Without a clear and unambiguous definition of "clean," your staff can't know whether they're providing every required piece of information to assure accurate and timely payment.

If "clean" isn't clearly and unambiguously defined, then it's essential that your provider agreements be changed either at the next anniversary date or (preferably) immediately amended.

An experienced managed care attorney can provide the necessary verbiage or can review the payer's agreement. And don't hesitate to ask for the specifics from each plan even if your state is among those that already define "clean."

Create a claims-submission matrix for your staff. The matrix should contain the specifics for each plan and will then allow those filing claims to verify that all required information is included or attached.

(Review your claims processing software because you might be able to tweak it to flag any empty or incomplete fields.)

It's up to you

Prompt payment laws can and should help, but realistically it's up to you to take the initiatives that will allow the laws to work as they're intended.

You'll need to plug the loopholes, and you'll need to make it as difficult as possible for payers to play games with your claims.

States That Do, States That Don't

Despite the good intentions of legislators and regulators, only 12 states define "clean" in their prompt-payment laws. Sadly, according to the American Medical Association's (AMA) Private Sector Advocacy unit, most of those laws are inadequate.

The 12 states that have, to one extent or another, defined what they determine to be a "clean" claim are: Arizona, Colorado, Florida, Kansas, Kentucky, Minnesota, New Mexico, Pennsylvania, Tennessee, Texas, Virginia and West Virginia.

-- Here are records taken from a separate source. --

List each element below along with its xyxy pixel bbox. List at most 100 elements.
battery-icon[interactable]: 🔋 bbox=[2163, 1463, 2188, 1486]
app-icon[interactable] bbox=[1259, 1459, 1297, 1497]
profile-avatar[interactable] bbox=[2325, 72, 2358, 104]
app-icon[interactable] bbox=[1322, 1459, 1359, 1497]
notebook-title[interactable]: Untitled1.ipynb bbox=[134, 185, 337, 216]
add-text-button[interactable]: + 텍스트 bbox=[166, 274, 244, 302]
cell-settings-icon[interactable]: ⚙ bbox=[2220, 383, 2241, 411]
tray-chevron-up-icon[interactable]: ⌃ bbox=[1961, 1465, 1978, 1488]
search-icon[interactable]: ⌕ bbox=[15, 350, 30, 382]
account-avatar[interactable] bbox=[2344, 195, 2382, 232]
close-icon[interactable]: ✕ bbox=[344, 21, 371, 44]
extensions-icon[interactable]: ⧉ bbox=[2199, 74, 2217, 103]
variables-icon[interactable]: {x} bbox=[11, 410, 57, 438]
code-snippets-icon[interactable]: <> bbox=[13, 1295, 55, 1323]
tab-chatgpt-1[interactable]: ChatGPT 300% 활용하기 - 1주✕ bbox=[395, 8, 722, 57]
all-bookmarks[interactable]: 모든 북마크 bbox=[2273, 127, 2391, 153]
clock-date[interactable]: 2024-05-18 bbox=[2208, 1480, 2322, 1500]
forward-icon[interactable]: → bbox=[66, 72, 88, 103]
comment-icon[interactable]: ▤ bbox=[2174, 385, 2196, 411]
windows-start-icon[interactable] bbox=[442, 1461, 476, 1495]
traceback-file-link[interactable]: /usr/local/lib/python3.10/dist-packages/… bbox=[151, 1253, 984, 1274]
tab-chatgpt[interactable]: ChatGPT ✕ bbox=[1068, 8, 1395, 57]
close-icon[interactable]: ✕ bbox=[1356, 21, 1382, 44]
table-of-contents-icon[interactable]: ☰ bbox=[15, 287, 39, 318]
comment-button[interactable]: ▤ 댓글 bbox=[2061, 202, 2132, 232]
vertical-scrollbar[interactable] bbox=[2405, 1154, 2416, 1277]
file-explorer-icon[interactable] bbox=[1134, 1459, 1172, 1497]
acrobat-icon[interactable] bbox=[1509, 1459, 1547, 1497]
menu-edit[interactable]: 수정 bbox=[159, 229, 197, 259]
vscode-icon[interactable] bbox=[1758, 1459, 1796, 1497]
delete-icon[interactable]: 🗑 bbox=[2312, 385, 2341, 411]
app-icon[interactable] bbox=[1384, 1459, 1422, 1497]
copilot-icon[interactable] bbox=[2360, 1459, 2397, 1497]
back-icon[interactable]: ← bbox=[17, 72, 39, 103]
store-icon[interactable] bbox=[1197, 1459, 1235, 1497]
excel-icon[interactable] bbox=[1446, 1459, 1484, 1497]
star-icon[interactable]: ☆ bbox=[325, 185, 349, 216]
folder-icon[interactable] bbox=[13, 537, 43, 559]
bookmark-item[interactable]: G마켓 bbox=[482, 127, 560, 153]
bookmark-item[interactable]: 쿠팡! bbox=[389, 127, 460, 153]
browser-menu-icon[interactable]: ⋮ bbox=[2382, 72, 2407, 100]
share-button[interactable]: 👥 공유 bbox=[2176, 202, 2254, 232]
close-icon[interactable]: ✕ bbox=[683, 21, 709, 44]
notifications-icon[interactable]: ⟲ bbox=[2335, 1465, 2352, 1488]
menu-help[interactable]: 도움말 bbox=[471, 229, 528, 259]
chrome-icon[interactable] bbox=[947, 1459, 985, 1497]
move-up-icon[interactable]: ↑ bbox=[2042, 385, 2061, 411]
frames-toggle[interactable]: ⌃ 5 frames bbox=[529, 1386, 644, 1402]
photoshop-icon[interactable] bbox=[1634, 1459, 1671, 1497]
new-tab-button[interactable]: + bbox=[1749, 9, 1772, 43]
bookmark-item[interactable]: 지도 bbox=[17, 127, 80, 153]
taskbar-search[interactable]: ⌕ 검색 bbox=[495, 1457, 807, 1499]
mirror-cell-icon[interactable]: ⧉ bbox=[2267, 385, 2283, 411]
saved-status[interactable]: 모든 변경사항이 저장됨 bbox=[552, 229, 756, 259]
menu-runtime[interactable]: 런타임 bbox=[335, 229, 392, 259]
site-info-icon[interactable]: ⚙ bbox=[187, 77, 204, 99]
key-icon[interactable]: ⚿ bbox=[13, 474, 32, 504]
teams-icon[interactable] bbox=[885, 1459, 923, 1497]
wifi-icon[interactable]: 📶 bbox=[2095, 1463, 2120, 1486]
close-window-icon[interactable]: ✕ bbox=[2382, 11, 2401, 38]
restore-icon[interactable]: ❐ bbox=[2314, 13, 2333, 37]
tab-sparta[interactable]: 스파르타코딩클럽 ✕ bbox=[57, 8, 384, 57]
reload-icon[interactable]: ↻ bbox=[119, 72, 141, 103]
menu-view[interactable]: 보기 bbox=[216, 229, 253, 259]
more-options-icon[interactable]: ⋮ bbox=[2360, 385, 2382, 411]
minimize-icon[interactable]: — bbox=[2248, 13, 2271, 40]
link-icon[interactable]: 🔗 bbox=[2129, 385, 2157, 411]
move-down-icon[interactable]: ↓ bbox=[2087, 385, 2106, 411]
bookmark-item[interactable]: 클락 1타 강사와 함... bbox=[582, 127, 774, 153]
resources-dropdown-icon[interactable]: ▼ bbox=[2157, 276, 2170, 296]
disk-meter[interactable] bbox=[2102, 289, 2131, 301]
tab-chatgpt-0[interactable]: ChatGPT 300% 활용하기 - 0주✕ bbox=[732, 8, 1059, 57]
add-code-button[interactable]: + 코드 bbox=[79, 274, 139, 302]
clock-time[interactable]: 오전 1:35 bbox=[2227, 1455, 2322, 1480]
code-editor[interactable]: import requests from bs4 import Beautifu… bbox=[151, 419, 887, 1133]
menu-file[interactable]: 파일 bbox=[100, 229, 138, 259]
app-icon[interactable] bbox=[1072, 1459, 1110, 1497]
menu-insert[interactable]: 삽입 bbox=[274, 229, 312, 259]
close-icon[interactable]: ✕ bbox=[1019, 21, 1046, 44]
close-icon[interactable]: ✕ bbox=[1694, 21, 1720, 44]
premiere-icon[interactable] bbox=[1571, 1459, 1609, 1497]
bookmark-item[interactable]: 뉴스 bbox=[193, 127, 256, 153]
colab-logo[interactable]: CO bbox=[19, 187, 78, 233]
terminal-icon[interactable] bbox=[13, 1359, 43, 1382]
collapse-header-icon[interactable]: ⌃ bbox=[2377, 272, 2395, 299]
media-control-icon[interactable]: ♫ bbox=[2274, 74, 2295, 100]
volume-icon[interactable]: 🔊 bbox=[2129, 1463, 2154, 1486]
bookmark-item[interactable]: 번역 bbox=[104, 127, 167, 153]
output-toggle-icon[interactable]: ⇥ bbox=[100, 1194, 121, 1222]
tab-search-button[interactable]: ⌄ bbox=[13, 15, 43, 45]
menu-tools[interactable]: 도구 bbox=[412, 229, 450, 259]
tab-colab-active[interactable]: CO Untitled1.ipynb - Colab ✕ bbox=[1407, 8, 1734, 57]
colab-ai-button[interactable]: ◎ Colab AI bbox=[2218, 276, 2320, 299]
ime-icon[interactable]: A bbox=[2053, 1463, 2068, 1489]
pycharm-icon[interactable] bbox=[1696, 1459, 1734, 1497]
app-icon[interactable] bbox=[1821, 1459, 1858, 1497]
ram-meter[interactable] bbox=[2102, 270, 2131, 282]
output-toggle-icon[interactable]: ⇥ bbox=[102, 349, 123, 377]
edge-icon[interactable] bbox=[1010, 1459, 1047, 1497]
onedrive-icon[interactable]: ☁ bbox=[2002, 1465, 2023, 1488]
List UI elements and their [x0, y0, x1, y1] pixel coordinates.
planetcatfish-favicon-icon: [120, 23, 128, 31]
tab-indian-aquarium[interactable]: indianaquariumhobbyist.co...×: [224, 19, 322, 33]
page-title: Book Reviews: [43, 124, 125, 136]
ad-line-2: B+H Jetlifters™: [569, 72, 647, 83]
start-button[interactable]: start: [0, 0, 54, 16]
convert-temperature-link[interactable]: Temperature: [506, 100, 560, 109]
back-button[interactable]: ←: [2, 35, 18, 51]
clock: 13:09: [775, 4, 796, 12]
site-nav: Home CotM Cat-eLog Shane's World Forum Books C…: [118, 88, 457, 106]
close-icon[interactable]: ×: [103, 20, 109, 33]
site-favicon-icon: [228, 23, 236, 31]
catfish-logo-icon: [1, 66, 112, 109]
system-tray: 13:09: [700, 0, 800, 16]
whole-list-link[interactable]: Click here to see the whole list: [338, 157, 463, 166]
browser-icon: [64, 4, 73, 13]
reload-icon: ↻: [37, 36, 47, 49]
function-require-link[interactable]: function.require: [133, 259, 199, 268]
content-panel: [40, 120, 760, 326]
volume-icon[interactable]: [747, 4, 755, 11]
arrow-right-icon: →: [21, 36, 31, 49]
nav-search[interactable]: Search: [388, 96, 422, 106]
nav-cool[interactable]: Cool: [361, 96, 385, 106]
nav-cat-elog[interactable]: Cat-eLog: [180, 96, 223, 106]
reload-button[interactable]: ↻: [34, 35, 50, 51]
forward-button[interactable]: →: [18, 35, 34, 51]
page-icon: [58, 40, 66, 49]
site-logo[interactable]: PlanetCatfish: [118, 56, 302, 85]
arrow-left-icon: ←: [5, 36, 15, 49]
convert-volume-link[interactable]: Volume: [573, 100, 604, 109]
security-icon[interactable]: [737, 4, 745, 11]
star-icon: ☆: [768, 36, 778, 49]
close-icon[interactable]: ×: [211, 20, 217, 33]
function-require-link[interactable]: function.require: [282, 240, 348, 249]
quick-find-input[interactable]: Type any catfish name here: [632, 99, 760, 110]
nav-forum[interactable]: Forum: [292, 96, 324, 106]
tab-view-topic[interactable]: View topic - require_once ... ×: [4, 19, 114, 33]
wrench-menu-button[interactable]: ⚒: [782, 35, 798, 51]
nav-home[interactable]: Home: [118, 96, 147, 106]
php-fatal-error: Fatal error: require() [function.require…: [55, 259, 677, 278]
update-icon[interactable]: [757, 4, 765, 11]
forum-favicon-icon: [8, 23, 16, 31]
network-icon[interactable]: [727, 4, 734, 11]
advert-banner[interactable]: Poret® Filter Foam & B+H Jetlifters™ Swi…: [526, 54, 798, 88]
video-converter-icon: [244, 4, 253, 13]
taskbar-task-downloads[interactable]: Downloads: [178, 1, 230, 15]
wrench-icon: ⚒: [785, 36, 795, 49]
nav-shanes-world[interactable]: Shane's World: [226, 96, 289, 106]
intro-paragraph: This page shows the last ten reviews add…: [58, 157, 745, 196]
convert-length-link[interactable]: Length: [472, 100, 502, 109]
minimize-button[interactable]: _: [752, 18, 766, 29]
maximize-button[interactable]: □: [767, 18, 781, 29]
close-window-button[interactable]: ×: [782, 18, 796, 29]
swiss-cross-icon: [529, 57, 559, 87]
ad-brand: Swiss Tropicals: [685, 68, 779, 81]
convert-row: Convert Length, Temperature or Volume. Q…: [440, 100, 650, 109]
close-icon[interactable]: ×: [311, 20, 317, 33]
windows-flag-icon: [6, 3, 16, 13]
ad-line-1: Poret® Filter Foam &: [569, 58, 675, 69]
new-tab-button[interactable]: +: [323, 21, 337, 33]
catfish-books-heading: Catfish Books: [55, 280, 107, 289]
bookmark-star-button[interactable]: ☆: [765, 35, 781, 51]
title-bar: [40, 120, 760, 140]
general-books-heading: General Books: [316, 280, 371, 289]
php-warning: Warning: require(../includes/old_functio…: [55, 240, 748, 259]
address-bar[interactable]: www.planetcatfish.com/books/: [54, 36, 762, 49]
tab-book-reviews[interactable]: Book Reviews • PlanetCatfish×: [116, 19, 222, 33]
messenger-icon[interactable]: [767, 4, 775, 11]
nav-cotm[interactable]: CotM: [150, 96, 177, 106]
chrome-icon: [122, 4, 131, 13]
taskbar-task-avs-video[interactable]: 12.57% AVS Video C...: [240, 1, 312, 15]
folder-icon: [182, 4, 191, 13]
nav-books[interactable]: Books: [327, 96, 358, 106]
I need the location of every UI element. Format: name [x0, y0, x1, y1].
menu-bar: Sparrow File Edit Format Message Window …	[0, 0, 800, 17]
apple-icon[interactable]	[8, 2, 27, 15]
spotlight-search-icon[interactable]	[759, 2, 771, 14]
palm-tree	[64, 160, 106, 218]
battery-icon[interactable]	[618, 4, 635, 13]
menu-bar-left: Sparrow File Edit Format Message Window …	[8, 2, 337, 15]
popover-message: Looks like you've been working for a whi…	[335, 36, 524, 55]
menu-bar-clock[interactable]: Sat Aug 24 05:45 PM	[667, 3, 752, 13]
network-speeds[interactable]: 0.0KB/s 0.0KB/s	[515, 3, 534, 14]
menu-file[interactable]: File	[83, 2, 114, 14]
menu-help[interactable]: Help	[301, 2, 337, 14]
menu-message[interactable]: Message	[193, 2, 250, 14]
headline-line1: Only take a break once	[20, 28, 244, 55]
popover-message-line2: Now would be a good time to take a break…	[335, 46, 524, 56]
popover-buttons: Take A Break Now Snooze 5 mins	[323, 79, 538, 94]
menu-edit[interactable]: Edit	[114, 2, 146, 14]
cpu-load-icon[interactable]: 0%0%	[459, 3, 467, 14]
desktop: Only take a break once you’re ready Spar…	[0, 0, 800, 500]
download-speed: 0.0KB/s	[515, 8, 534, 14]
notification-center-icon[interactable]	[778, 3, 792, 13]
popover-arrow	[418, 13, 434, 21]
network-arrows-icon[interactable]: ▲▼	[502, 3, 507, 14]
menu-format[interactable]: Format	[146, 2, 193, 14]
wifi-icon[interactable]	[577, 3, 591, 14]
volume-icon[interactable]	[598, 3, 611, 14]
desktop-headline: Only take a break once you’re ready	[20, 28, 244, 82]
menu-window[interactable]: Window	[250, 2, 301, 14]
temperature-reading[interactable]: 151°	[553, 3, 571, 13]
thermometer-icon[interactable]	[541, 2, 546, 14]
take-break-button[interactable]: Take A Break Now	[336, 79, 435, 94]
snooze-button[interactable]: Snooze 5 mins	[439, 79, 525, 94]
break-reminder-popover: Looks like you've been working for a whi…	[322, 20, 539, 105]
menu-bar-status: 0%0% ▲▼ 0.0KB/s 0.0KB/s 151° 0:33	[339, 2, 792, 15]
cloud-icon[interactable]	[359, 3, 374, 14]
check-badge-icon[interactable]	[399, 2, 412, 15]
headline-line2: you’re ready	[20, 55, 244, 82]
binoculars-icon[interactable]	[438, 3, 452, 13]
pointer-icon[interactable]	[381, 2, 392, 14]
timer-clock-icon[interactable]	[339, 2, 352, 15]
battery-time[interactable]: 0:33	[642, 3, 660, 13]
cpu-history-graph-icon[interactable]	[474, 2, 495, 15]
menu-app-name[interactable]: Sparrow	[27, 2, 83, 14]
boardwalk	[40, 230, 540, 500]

However, 27 other states with prompt-payment laws or regulations don't define "clean." They include Alabama, Arkansas, California, Connecticut, Delaware, Georgia, Hawaii, Illinois, Louisiana, Maine, Maryland, Massachusetts, Michigan, Mississippi, Missouri, Montana, Nevada, New Jersey, New York, North Carolina, Ohio, Oklahoma, Utah, Vermont, West Virginia, Wisconsin and Wyoming. (Source: AMA)

Gil Weber is an author, lecturer and practice management consultant to the managed care and ophthalmic industries. He has served as Managed Care Director for the American Academy of Ophthalmology.